La investigación inicial concluyó rápidamente con un sobreseimiento que dejó más dudas que respuestas, pues no se analizaron los bienes asociados a la propiedad, no se rastrearon flujos financieros y tampoco se profundizó en la ruta que pudo seguir el cargamento; por ello, organizaciones sociales y actores políticos denunciaron que el caso había sido tratado con una ligereza incompatible con la magnitud del hallazgo.
El asambleísta Héctor Rodríguez, uno de los voceros más insistentes, solicitó la reapertura del expediente al considerar que existían elementos suficientes para continuar la investigación, y pidió que se convocara a los administradores del predio, a los responsables jurídicos de la empresa y al juez que firmó el sobreseimiento, con el fin de esclarecer qué factores influyeron en el cierre prematuro del proceso.

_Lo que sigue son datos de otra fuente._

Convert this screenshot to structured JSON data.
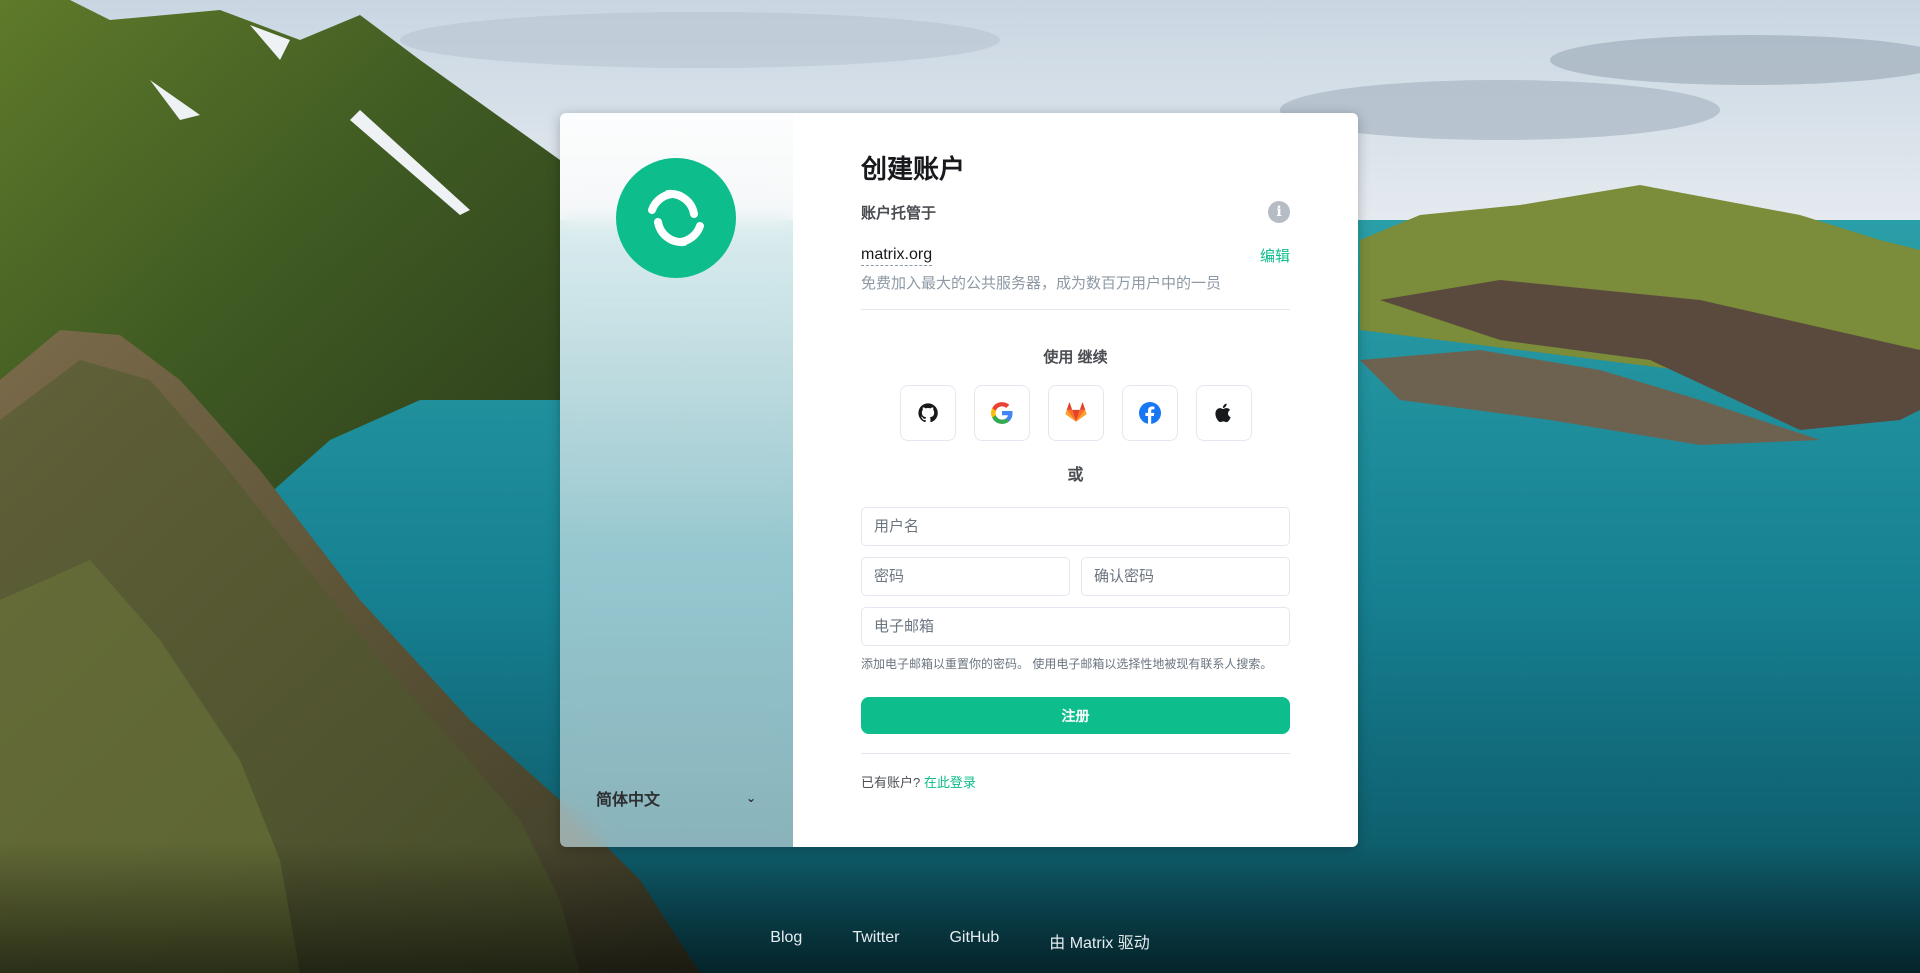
{
  "auth": {
    "title": "创建账户",
    "hosted_label": "账户托管于",
    "info_icon": "info-icon",
    "server_name": "matrix.org",
    "edit_label": "编辑",
    "server_description": "免费加入最大的公共服务器，成为数百万用户中的一员",
    "continue_label": "使用 继续",
    "sso_providers": [
      {
        "name": "GitHub",
        "icon": "github-icon"
      },
      {
        "name": "Google",
        "icon": "google-icon"
      },
      {
        "name": "GitLab",
        "icon": "gitlab-icon"
      },
      {
        "name": "Facebook",
        "icon": "facebook-icon"
      },
      {
        "name": "Apple",
        "icon": "apple-icon"
      }
    ],
    "or_label": "或",
    "username_placeholder": "用户名",
    "password_placeholder": "密码",
    "confirm_password_placeholder": "确认密码",
    "email_placeholder": "电子邮箱",
    "email_hint": "添加电子邮箱以重置你的密码。 使用电子邮箱以选择性地被现有联系人搜索。",
    "register_label": "注册",
    "have_account_text": "已有账户?",
    "sign_in_link": "在此登录"
  },
  "language": {
    "selected": "简体中文"
  },
  "footer": {
    "links": [
      "Blog",
      "Twitter",
      "GitHub",
      "由 Matrix 驱动"
    ]
  },
  "colors": {
    "accent": "#0dbd8b",
    "text_primary": "#17191c",
    "text_secondary": "#8d99a5"
  }
}
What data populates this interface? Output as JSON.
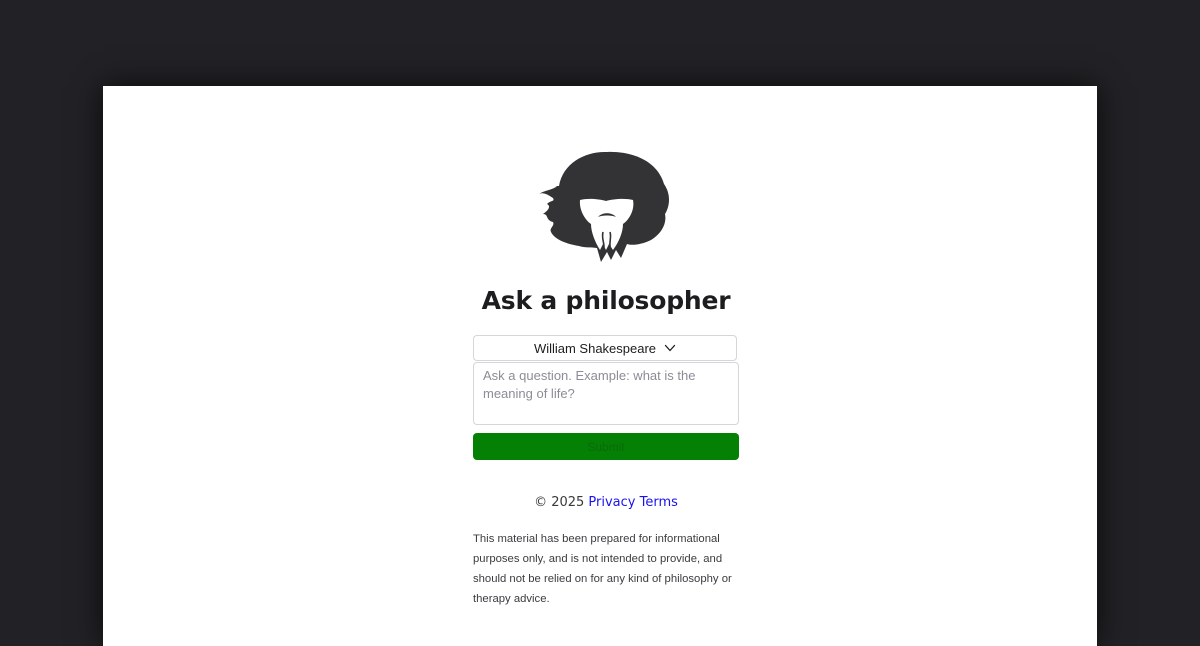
{
  "header": {
    "title": "Ask a philosopher"
  },
  "form": {
    "philosopher_selected": "William Shakespeare",
    "question_placeholder": "Ask a question. Example: what is the meaning of life?",
    "question_value": "",
    "submit_label": "Submit"
  },
  "footer": {
    "copyright": "© 2025",
    "privacy_label": "Privacy",
    "terms_label": "Terms",
    "disclaimer": "This material has been prepared for informational purposes only, and is not intended to provide, and should not be relied on for any kind of philosophy or therapy advice."
  },
  "icons": {
    "logo": "philosopher-logo-icon",
    "select_chevron": "chevron-down-icon"
  },
  "colors": {
    "backdrop": "#222226",
    "page_background": "#ffffff",
    "submit_button": "#048004",
    "link": "#1a12ee",
    "title_text": "#1d1d1f"
  }
}
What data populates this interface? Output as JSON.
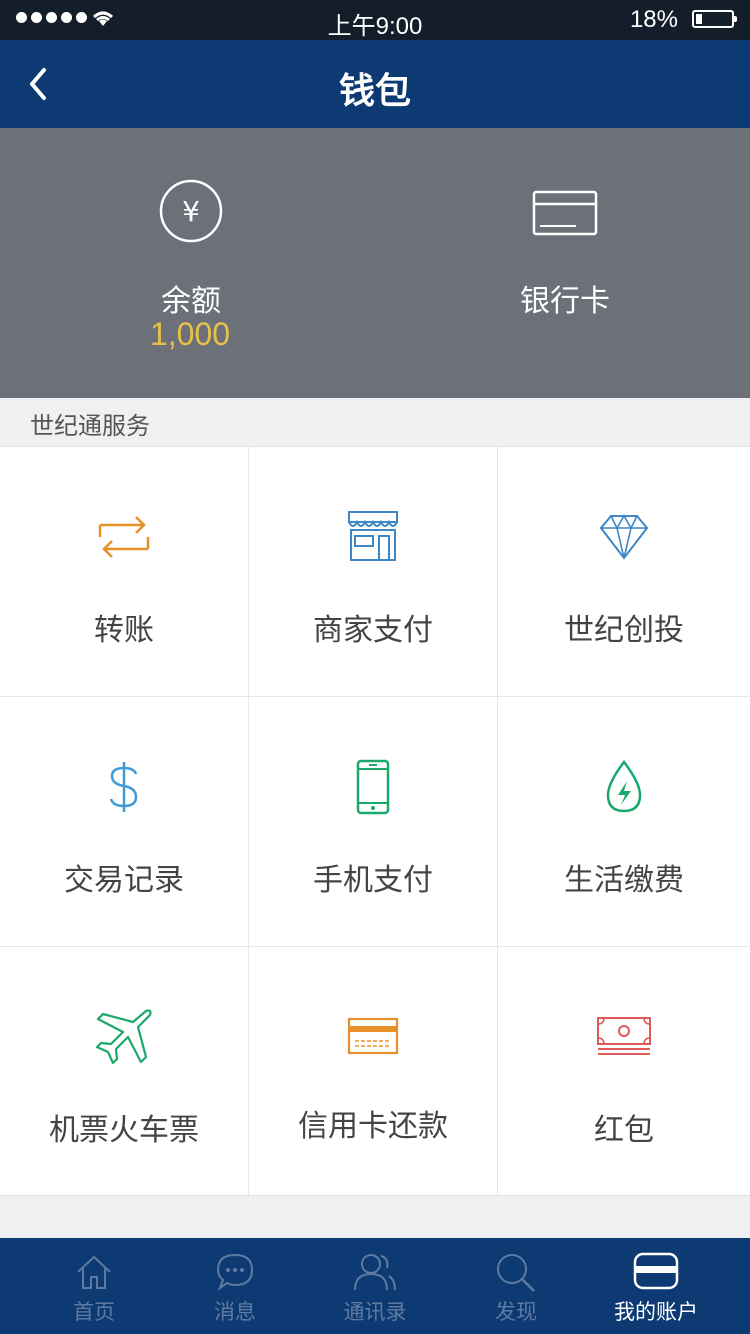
{
  "status_bar": {
    "time": "上午9:00",
    "battery": "18%"
  },
  "nav": {
    "title": "钱包"
  },
  "hero": {
    "balance_label": "余额",
    "balance_amount": "1,000",
    "bank_card_label": "银行卡",
    "yuan_symbol": "¥"
  },
  "section": {
    "title": "世纪通服务"
  },
  "services": [
    {
      "label": "转账",
      "icon": "transfer-icon",
      "color": "#e8912b"
    },
    {
      "label": "商家支付",
      "icon": "store-icon",
      "color": "#3f86c6"
    },
    {
      "label": "世纪创投",
      "icon": "diamond-icon",
      "color": "#3f86c6"
    },
    {
      "label": "交易记录",
      "icon": "dollar-icon",
      "color": "#3f9ad6"
    },
    {
      "label": "手机支付",
      "icon": "phone-icon",
      "color": "#1aa86b"
    },
    {
      "label": "生活缴费",
      "icon": "energy-drop-icon",
      "color": "#1aa86b"
    },
    {
      "label": "机票火车票",
      "icon": "airplane-icon",
      "color": "#1aa86b"
    },
    {
      "label": "信用卡还款",
      "icon": "credit-card-icon",
      "color": "#e8912b"
    },
    {
      "label": "红包",
      "icon": "money-bill-icon",
      "color": "#e05a5a"
    }
  ],
  "tabs": [
    {
      "label": "首页",
      "icon": "home-icon"
    },
    {
      "label": "消息",
      "icon": "chat-icon"
    },
    {
      "label": "通讯录",
      "icon": "contacts-icon"
    },
    {
      "label": "发现",
      "icon": "search-icon"
    },
    {
      "label": "我的账户",
      "icon": "card-icon",
      "active": true
    }
  ],
  "colors": {
    "navbar": "#0d3a72",
    "hero": "#6b7079",
    "balance": "#e8c048"
  }
}
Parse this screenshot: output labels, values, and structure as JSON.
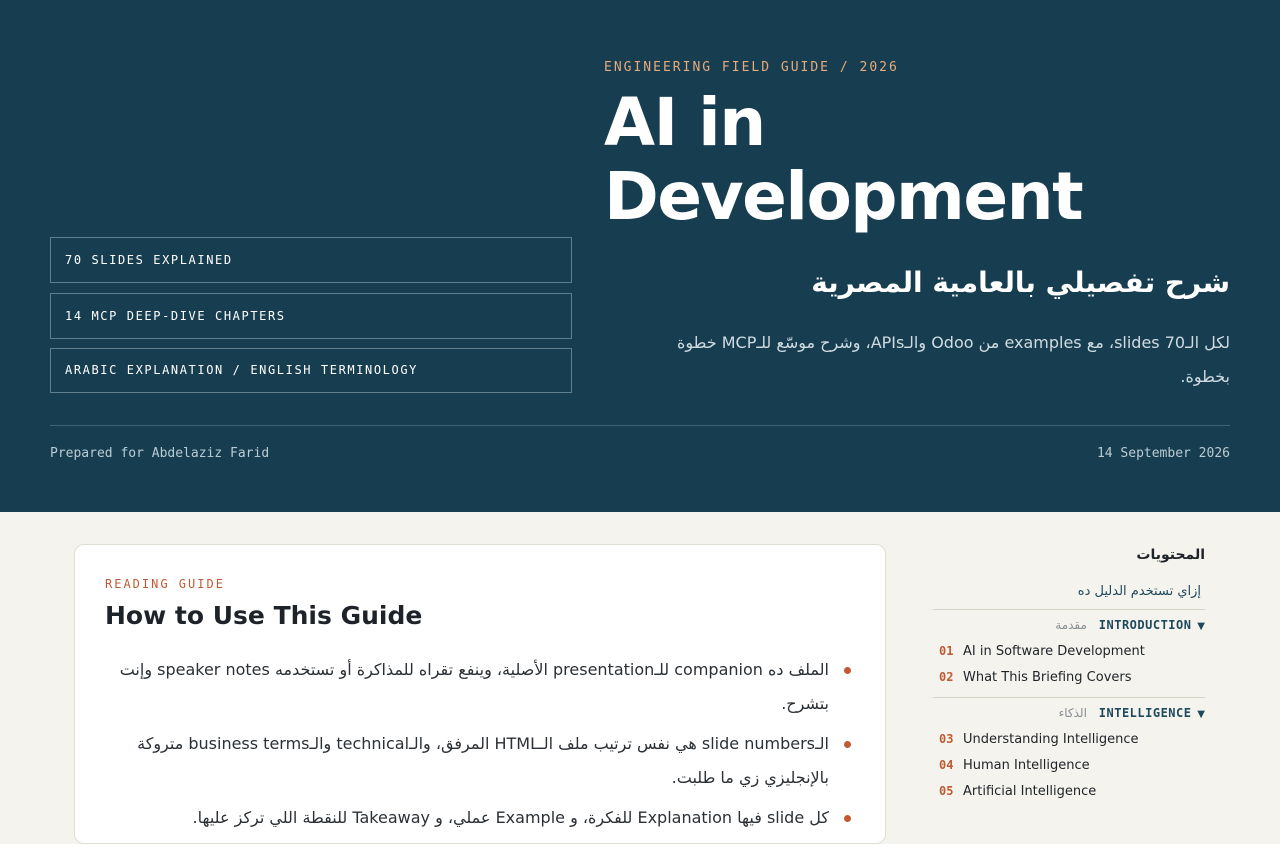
{
  "hero": {
    "eyebrow": "ENGINEERING FIELD GUIDE / 2026",
    "title": "AI in Development",
    "subtitle_ar": "شرح تفصيلي بالعامية المصرية",
    "description_ar": "لكل الـ70 slides، مع examples من Odoo والـAPIs، وشرح موسّع للـMCP خطوة بخطوة.",
    "stats": [
      "70 SLIDES EXPLAINED",
      "14 MCP DEEP-DIVE CHAPTERS",
      "ARABIC EXPLANATION / ENGLISH TERMINOLOGY"
    ],
    "prepared_for": "Prepared for Abdelaziz Farid",
    "date": "14 September 2026"
  },
  "guide_card": {
    "eyebrow": "READING GUIDE",
    "title": "How to Use This Guide",
    "bullets": [
      "الملف ده companion للـpresentation الأصلية، وينفع تقراه للمذاكرة أو تستخدمه speaker notes وإنت بتشرح.",
      "الـslide numbers هي نفس ترتيب ملف الـHTML المرفق، والـtechnical والـbusiness terms متروكة بالإنجليزي زي ما طلبت.",
      "كل slide فيها Explanation للفكرة، و Example عملي، و Takeaway للنقطة اللي تركز عليها."
    ]
  },
  "toc": {
    "heading": "المحتويات",
    "intro_link": "إزاي تستخدم الدليل ده",
    "sections": [
      {
        "label_en": "INTRODUCTION",
        "label_ar": "مقدمة",
        "items": [
          {
            "num": "01",
            "title": "AI in Software Development"
          },
          {
            "num": "02",
            "title": "What This Briefing Covers"
          }
        ]
      },
      {
        "label_en": "INTELLIGENCE",
        "label_ar": "الذكاء",
        "items": [
          {
            "num": "03",
            "title": "Understanding Intelligence"
          },
          {
            "num": "04",
            "title": "Human Intelligence"
          },
          {
            "num": "05",
            "title": "Artificial Intelligence"
          }
        ]
      }
    ],
    "chevron_glyph": "▼"
  }
}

También se cuestionó que la empresa propietaria del terreno, según registros mercantiles de aquel momento, mantenía vínculos societarios con figuras del entorno empresarial de la familia Noboa, hecho que alimentó tensiones políticas y llevó a diversos sectores a exigir que la Superintendencia de Compañías y la Unidad de Análisis Financiero intervinieran para revisar movimientos accionarios y transacciones realizadas meses antes del operativo.
Movimientos ciudadanos y organizaciones ambientales y sociales difundieron informes, transmisiones en vivo y testimonios sobre las condiciones en las que se encontraba la hacienda, denunciando que el caso reflejaba una posible disfunción del sistema judicial y un manejo insuficiente de las investigaciones sobre narcotráfico en zonas agrícolas, lo que despertó preocupación sobre la capacidad del Estado de enfrentar redes criminales que se adaptaban al ámbito rural.
El Gobierno, por su parte, evitó pronunciarse de forma detallada en ese momento sobre los vínculos del predio con el Grupo Noboa y la eventual reapertura del caso, lo que generó un clima de incertidumbre y mantuvo la presión mediática y política sobre el entorno empresarial del presidente, mientras legisladores y colectivos insistían en que el país merecía una investigación exhaustiva que permitiera aclarar responsabilidades y evitar que el expediente quedara definitivamente archivado.